Sociodemographic and Clinical Profile of a Cohort of Males with Becker Muscular Dystrophy



Poster Number: T302


Natalie Street, MS, CGC, Centers for Disease Control and Prevention, Hollie Clark, PhD, Centers for Disease Control and Prevention, Shannon Kilburn, MS, New York State Department of Health, Julia Finn, MS, Oak Ridge Institute for Science and Education, Centers for Disease Control and Prevention, Katherine Mathews, MD, FAAN, University of Iowa, Aida Soim, PhD, MD, New York State Department of Health, Pangaja Paramsothy, PhD, MPH, Centers for Disease Control and Prevention

We expanded upon previous studies from clinics or registries by using U.S. population-based surveillance data to describe sociodemographic and clinical characteristics of males with childhood-onset Becker muscular dystrophy (BMD).
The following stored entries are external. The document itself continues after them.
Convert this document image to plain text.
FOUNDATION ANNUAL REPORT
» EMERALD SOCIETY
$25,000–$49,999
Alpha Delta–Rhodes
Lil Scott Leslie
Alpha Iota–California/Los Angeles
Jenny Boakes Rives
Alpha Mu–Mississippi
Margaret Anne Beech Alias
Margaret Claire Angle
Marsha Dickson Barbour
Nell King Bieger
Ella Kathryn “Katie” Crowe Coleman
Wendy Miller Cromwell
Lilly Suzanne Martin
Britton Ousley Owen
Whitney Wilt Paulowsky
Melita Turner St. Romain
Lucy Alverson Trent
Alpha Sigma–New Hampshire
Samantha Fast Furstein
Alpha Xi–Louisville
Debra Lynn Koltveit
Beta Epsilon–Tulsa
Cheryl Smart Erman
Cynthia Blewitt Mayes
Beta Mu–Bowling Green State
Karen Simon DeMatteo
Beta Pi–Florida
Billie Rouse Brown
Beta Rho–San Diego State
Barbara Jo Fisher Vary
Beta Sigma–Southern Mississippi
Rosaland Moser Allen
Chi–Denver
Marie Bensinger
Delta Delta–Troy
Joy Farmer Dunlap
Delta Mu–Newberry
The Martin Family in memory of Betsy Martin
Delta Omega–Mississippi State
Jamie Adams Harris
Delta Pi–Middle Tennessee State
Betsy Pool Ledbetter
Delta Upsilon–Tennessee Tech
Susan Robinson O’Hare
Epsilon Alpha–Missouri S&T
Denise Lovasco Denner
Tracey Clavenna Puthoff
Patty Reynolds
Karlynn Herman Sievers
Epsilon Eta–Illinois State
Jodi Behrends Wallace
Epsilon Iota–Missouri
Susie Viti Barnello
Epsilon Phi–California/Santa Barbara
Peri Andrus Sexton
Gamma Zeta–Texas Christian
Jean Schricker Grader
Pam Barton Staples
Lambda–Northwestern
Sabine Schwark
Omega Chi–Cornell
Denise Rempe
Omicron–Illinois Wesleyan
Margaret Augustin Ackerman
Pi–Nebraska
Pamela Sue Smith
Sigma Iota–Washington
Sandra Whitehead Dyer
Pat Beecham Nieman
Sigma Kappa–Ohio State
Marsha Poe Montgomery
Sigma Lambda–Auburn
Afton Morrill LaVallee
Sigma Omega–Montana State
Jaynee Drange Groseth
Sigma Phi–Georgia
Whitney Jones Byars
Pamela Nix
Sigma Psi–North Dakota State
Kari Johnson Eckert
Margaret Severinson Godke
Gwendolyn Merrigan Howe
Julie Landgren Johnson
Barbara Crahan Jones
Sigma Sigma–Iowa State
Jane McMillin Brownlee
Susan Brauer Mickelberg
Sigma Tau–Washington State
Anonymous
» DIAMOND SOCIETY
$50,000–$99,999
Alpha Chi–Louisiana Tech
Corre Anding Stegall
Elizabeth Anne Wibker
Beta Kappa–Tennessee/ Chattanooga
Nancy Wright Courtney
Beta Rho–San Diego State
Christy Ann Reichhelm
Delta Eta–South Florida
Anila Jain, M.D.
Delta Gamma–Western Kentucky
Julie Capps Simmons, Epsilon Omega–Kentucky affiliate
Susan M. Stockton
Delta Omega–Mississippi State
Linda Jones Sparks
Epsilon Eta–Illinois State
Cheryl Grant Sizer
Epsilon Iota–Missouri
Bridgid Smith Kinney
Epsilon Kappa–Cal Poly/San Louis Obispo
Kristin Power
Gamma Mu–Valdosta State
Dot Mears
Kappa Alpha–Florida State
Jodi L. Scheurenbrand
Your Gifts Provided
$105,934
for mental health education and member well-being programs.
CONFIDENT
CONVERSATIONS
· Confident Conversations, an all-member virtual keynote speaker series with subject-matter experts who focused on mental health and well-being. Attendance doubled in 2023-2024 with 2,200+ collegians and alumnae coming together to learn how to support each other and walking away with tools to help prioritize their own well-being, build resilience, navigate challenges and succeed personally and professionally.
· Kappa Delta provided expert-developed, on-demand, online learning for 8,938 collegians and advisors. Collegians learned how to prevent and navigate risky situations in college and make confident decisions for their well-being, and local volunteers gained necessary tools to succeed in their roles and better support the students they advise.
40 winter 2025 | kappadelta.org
Using data from five sites in the Muscular Dystrophy Surveillance, Tracking, and Research Network (MD STARnet), we performed a descriptive analysis to determine sociodemographic features and median ages at which individuals with BMD reached clinical milestones and received interventions. We included males who were born and diagnosed with a dystrophinopathy during 1982-2011, had definite or probable BMD, and were aged ≥16 years at last clinic visit. Males were followed through 2011 (two sites) or 2016 (three sites). We examined vital status, race/ethnicity, and health insurance and calculated percentages and median ages for reaching clinical milestones (ambulation loss, impaired pulmonary or cardiac function) and initiating interventions (invasive/noninvasive ventilation, corticosteroids, musculoskeletal surgeries).

Among 74 males with BMD, median age at last clinic visit was 21 years (range: 16-35); 68% were Non-Hispanic White, and 95% were living. Forty-three percent had private health insurance, 28% had public, and 19% had both. Nearly one-quarter (23%) had ceased ambulation; median age at ambulation loss was 18 years (range: 13-31). Thirty-two percent had ever taken corticosteroids; median age at initiation was 10 years (range: 6-30). Fifteen percent ever had a forced vital capacity (FVC) value <50%; median age at first FVC<50% was 19 years (range: 14-28), and 11% had ever used ventilation. Thirty-seven percent ever had an abnormal echocardiogram; median age at first abnormal echocardiogram was 17 years (range: 10-32). Eleven males (15%) had tendon release or scoliosis surgery. Among males with BMD with a median age of 21 most were still ambulating; a minority had impaired pulmonary and cardiac function. These data can be used to help determine healthcare needs of this population.